Condominio: partecipazione delegata all’assemblea -Trib. Palermo 05 febbraio 2024, n. 728
La previsione dell’art. 67 disp.att.c.c. si applica a tutti i condomìni, indipendentemente dal numero dei partecipanti. - Trib. Palermo 05 febbraio 2024, n. 728 – Commento a cura di Adriana Nicoletti, Avvocato del Foro di Roma
L’inderogabilità dell’art. 67 disp.att.c.c. - sancita dall’art. 72 disp.att.c.c. e posta a presidio della superiore esigenza di garantire l’effettività del dibattito e la concreta collegialità delle assemblee, nell’interesse comune dei partecipanti alla comunione, considerati nel loro complesso e singolarmente - riguarda solo l’eventuale norma regolamentare più permissiva che preveda un numero di deleghe maggiore rispetto a quello massimo previsto dalla legge, ma non anche l’eventuale previsione di una disposizione regolamentare più rigorosa che, facendo applicazione della illustrata ratio sottesa alla norma di legge, si spinga a prevedere un numero di deleghe ancor più basso di quello previsto dall’art. 67 disp.att.c.c.
L’art. 67 disp.att.c.c., riguardante la rappresentanza in assemblea, è stato notevolmente modificato con l’entrata in vigore della riforma del condominio. Nella precedente versione, infatti, non era prevista alcuna disposizione che limitasse il numero delle deleghe da conferire per la partecipazione all’assemblea. Unico sbarramento poteva essere rappresentato dalla sussistenza di un regolamento di condominio, che determinasse il numero di deleghe di cui ciascun condomino potesse essere portatore, al di là delle dimensioni del condominio.
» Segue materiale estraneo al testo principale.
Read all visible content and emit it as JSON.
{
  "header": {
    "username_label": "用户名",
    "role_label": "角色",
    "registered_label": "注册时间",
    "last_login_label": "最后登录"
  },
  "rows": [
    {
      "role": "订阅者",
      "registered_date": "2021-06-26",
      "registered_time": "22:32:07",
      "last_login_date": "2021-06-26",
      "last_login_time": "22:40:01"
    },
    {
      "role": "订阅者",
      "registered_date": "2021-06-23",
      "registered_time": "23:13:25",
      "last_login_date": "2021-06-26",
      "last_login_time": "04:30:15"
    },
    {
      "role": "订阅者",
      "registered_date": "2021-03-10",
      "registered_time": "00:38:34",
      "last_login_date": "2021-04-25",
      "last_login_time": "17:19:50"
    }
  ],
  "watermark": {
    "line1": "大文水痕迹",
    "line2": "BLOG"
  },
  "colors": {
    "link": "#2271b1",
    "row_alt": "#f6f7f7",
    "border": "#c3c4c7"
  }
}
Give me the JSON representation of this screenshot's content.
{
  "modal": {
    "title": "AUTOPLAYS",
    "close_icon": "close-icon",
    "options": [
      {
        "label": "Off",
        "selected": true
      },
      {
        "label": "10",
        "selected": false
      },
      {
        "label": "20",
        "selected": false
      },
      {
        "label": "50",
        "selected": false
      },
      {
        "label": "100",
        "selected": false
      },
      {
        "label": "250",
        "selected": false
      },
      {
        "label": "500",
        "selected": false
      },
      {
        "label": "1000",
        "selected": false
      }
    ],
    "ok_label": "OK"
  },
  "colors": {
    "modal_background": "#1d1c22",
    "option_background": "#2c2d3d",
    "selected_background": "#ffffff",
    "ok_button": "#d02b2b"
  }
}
A tale proposito, con sentenza riferita ad un caso sottoposto al previgente sistema normativo, era stato affermato che “la modifica del regolamento condominiale, non contrattuale, adottato con la deliberazione della maggioranza dei partecipanti al condominio, nel senso di limitare il potere dei condomini stessi di farsi rappresentare nelle assemblee, riducendolo a non più di due deleghe, conferite ad altri partecipanti alla comunione per ogni assemblea, non incide sulla facoltà di ciascun condomino di intervenire in questa a mezzo di rappresentante (art. 67, co. 1, disp. att. cod. civ.), ma regola l'esercizio di quel diritto, inderogabile (secondo quanto si evince dal successivo art. 72) a presidio della superiore esigenza di garantire l'effettività del dibattito e la concreta collegialità delle assemblee, nell'interesse comune dei partecipanti alla comunione, considerati nel loro complesso e singolarmente” (Cass. n. 5315/1998). Seguita da altra decisione (Cass. n. 8015/2017) secondo la quale, “la inderogabilità della clausola regolamentare, che limiti il potere dei condomini di farsi rappresentare nelle assemblee, determina un vizio nel procedimento di formazione della delibera, con conseguente annullabilità della stessa, ove all’assemblea partecipi un rappresentante fornito di un numero di deleghe superiore a quello consentito dal regolamento non rilevando, a tal fine, il carattere determinante del voto espresso dal delegato per il raggiungimento della maggioranza occorrente per l'approvazione della deliberazione”.
L’attuale versione dell’art. 67 cit. dispone che “se i condomini sono più di venti” il numero delle deleghe affidato a ciascun condomino non può essere superiore a “un quinto dei condomini e dei millesimi”. Sulla base di tale norma e sulla scorta della precedente giurisprudenza, il Tribunale ha affermato da un lato che la disposizione deve valere per tutti i condomìni, qualunque ne siano le dimensioni e, dall’altro, che la eventuale clausola regolamentare può essere più rigorosa rispetto a quanto stabilito dal Codice civile ma non, implicitamente, più permissiva nel senso di definire il numero delle deleghe ammissibili in entità maggiore di quelle previste dal legislatore.